Natural disasters, or extreme weather events, used to inspire awe. Growing up in Virginia, the winters we’d get big blizzards that shut school down for a week were, sure, awesome, to get all the time off, but also glorious. I loved nothing more than going out in the middle of the night to look at the lunary landscape it seemed we suddenly lived on, with the overcast sky pinkened by the suburban light bouncing off it. Storms in Nebraska were vast and enormous, with clouds like Frank Gehry buildings. Once, the first week I lived in that state, I looked up and say ribbons of lightning streak across the sky, almost networks of them. My jaw gaped.
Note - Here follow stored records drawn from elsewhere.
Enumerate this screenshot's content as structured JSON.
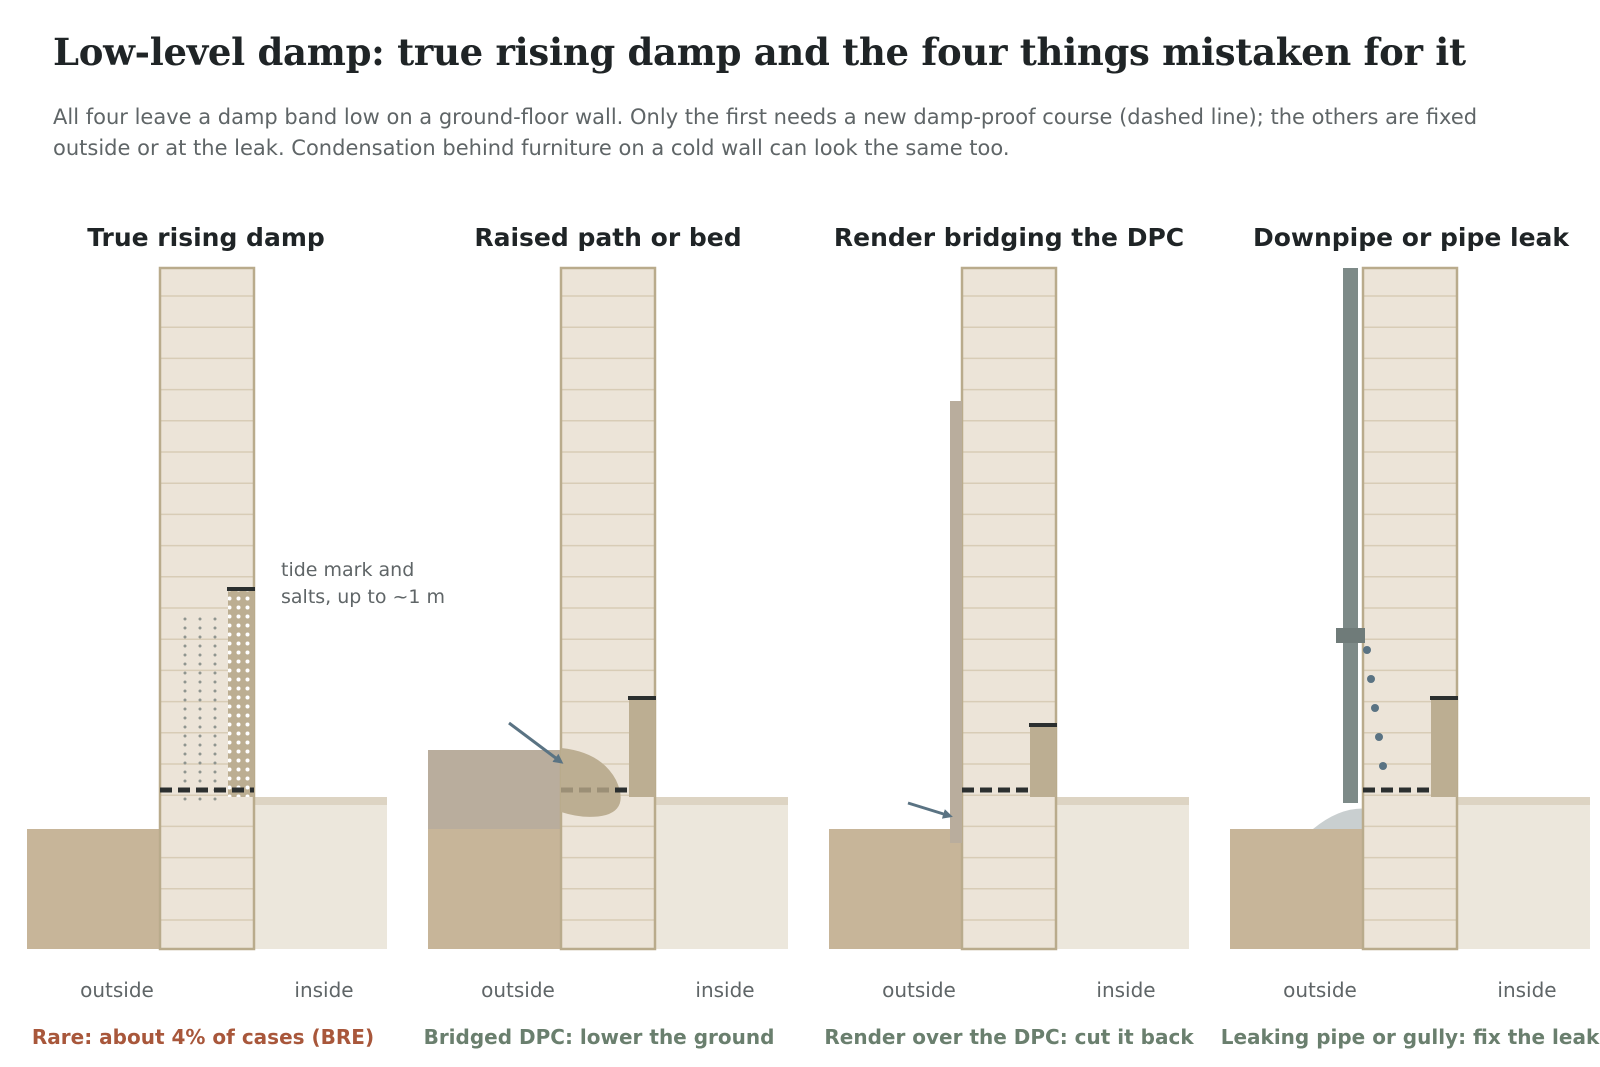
{
  "title": "Low-level damp: true rising damp and the four things mistaken for it",
  "subtitle": "All four leave a damp band low on a ground-floor wall. Only the first needs a new damp-proof course (dashed line); the others are fixed outside or at the leak. Condensation behind furniture on a cold wall can look the same too.",
  "labels": {
    "outside": "outside",
    "inside": "inside"
  },
  "colors": {
    "brick": "#ece4d8",
    "brick_edge": "#b9ab8c",
    "mortar": "#d8ccb6",
    "soil": "#c7b599",
    "floor": "#ece7dc",
    "floor_top": "#ddd4c3",
    "damp_band": "#bcae92",
    "render": "#b9ad9d",
    "pipe": "#7d8a88",
    "arrow": "#5a7383",
    "dpc": "#2b2f2f",
    "verdict_red": "#a8573b",
    "verdict_green": "#6a7f6e"
  },
  "panels": [
    {
      "id": "true-rising-damp",
      "title": "True rising damp",
      "annotation_lines": [
        "tide mark and",
        "salts, up to ~1 m"
      ],
      "verdict": "Rare: about 4% of cases (BRE)",
      "verdict_color": "#a8573b"
    },
    {
      "id": "raised-path",
      "title": "Raised path or bed",
      "verdict": "Bridged DPC: lower the ground",
      "verdict_color": "#6a7f6e"
    },
    {
      "id": "render-bridging",
      "title": "Render bridging the DPC",
      "verdict": "Render over the DPC: cut it back",
      "verdict_color": "#6a7f6e"
    },
    {
      "id": "downpipe-leak",
      "title": "Downpipe or pipe leak",
      "verdict": "Leaking pipe or gully: fix the leak",
      "verdict_color": "#6a7f6e"
    }
  ]
}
Even the tornado that hit us in Alabama had a kind of wild beauty to it. (I’m sure I’d feel differently had it destroyed our house, rather than merely shattering some of the windows and ripping off a bit of the siding.) If there was anything unsettling about it, in addition to the people it killed, it was the complete transformation of the landscape in seconds. The tornado engined past our house in all of 30 seconds, and once we knew it was gone, we looked outside and everything was different.

That kind of destruction seems impossible but is real, and we’re at nature’s mercy in those moments. That’s what the tornado made me see.

What we keep living through in California is different. These are unnatural disasters. None of these fires is nature doing her thing. This is just the effects of ruin and neglect. Nobody in this town has air conditioning because for decades everyone has understood you don’t need air conditioning here. The first four years I lived here it got above 80 maybe twice, and for a couple days. Now we have 3 or 4 heat waves a year where the temperature is in the 90s, and nobody in this town has air conditioning.

The days of us not needing to worry about fatal heat waves, or toxic skies are gone. I don’t know whether they’ll come back. What little I pay attention to regarding the election in November indicates it’s still a toss-up, so what do we do: assume things will get worse?

I’m already past imagining what’s worse than this, but whenever I do it I start to see gas masks hanging by our front door. Guns in the streets. Whatever works have been going on in our policy choices, in our commitments as a country, have stopped working. The sky yesterday tells me nothing else.

That’s the post. I don’t have a rosy way to write myself out of this feeling.